Good to hear the confirmation of the 1g. Bummer to hear that even 2g doesn’t help. But since downgrading to the same Lucee version that worked didn’t help, that seems surely to suggest that what’s changed is not about Lucee, per se. (Can you confirm that is indeed the case, that downgrading to what you ran before did not help?)
As for my presentation not helping, note that it’s built upon others which I referred to as it went. I can’t know if you’re saying you already knew what those discussed. I also can’t know what you do and don’t know about fr. I get the sense you may feel generally that it’s not able to help, but I’m confident that it can and usually is.
For instance, have you confirmed which space in the heap is rising? And are you getting and outofmemory error, in any lucee or tomcat log? Or do you see it in your app or fr?
And are you saying heap goes up as you run requests repeatedly? And are you perhaps trying to do a Gc from within fr, between requests, to see if the heap is not going down then? I’m that case, something is holding memory.
And did you confirm if it’s something like sessions going up, if your app has them enabled? If you’re running a load test tool, note that if that tool doesn’t send back the session cookies, then each request creates a new session. That’s an example of where perhaps a change about your load test (then and now) is more to blame than Lucee itself.
I’ll add also that that the talk was, as I said, from 2017. And while I said that what it offered is essentially unchanged, there ARE some new things in FR that may help more on this. First I’d mentioned in that video that the memory profiling was then coming soon. That may help (especially its ability to compare a memory profile at one point in time to another), though it’s available only in the fr ultimate edition (or like any such ultimate feature its also in the trial or developer edition).
Then again, you say that ‘looking at the “profile” of the error in FR is unhelpful for me’. To be clear, that profile you now refer to would not be the memory profile I just spoke of. Indeed, there’s no “profile of errors” feature in fr. So I wonder first if you may mean the “event snapshot”. That too is new, but it helps more with app errors rather than memory errors.
Or perhaps you refer here to the available “profile” of a request, available and offered (in the ultimate edition) for any request that exceeds 3 seconds. To be clear, I did not in my talk or above suggest that the request profiling feature would help with memory problems (though I’m not saying it can’t help, indirectly.)
FR also added (some releases back) a tracking of the amount of “allocated memory” (heap) per request. That can seem fabulous to some, and it may help you. It’s tracked both within each request’s details AND as an available requests>by memory list. One thing I’d warn of is that is indeed showing the total heap ALLOCATED over the life of that request, not the MAX mem used at any one time during the request. As such, you may see a request shown with a value here of a few gigs–even when your heap max was only 1g! Do I mean to suggest that new memory tracking feature is not valuable? No, but it tends to confuse people, who think it must be mistaken.
I could also argue that with an app allocating such very large memory–even exceeding the heap–but not FAILING, that could be seen as a sign of the jvm doing its job: it IS doing GCs, clearly, which should help keep from running out of memory. Still, someone may argue (rightly) that one may want to question what is causing the request/their code or perhaps the nature of requests to lead to large memory allocation.
Again, that feature was new so I did not cover it in my talk. I’ll add a comment on the video at youtube to list a few such other things like the above, as additional tools in fr to help with memory troubleshooting. And it’s indeed time for me to reprise/expand/revise that talk.

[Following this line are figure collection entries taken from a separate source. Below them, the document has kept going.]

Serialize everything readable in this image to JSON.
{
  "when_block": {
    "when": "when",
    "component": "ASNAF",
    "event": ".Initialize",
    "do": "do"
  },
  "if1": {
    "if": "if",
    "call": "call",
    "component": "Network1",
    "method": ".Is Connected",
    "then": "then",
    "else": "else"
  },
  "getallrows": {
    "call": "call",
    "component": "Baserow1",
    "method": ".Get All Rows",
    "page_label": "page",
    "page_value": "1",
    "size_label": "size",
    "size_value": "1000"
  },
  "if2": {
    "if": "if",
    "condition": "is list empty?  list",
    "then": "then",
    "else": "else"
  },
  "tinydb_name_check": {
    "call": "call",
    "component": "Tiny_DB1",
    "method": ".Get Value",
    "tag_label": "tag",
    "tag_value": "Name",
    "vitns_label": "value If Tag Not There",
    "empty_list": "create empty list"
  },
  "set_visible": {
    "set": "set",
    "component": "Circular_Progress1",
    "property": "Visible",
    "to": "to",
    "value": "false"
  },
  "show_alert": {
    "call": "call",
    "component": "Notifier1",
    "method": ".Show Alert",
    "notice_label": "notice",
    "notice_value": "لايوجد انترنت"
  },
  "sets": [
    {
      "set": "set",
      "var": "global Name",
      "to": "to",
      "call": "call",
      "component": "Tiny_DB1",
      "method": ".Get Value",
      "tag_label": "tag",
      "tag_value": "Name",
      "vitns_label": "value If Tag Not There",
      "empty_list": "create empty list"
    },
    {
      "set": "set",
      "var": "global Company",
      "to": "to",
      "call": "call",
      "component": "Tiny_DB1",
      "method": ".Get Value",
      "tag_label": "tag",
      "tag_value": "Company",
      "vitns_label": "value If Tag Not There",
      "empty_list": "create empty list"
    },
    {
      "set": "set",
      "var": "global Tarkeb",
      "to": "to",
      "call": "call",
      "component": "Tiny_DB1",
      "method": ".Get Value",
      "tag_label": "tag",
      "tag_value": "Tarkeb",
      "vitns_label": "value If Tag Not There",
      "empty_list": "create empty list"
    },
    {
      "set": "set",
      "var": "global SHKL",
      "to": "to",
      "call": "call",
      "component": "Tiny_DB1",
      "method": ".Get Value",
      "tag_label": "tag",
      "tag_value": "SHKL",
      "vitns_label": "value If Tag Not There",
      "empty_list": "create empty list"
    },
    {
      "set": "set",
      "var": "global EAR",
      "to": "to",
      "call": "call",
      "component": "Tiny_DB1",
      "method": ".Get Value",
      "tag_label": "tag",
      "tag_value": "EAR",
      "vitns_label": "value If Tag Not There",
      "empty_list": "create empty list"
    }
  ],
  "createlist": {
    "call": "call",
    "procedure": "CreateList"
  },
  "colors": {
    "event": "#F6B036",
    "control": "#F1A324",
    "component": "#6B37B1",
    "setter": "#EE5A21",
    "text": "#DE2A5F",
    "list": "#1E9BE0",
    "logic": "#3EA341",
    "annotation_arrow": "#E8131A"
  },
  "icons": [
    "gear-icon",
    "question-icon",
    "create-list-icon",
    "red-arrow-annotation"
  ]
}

Finally, I just commented about how if requests are COMPLETING and heap is being gc’ed, that’s good news. But you may well find that some request or requests are running AT THE TIME you run out of heap, and Lucee (or ACF) crashes. Here, @Phillyun was lamenting how the fact that FR dies with the cfml engine diminishes the value of FR. But that’s not as obvious as it may seem: besides the post crash troubleshooting video I referred to in reply to him, where I highlight the value of the FR CP email alerts (showing what requests were running at the time of trouble), I’ll also note that I did yet another talk on processing the fr logs with excel (or any spreadsheet tool). I referred to it in that memory talk also.
In that log processing video, I show a technique for finding what request/s WERE running at the crash, because the fr request log tracks BOTH the start AND end of a request (even most web servers only track the END of a request). As such, my technique shows using that info to find what requests were running at the crash, which has helped many (and I show it about monthly in my consulting). It’s at 47:30 for a few mins, here:
Hope that or something here may help. I’m sure it’s frustrating. You just want the problem solved. You may even want the lucee folks to own there’s a bug, but even then you have to give them more to go on. Zack’s trying to get that with you. I just approach things more from a diagnostic approach.
It may seem tedious, especially for those not familiar with the tools and techniques. I give away all the info to help folks wanting to do that for themselves, or again I can help folks via direct remote consulting. And I’ll repeat that if you don’t find the time valuable, you won’t pay for it–and we could of course stop as soon as you feel we’re not going to get nowhere. It’s rare that I can’t find and solve such issues.
I just find that trying to solve a knotty problem like yours via a forum as this is like playing battleship, for those old enough to get the board game reference.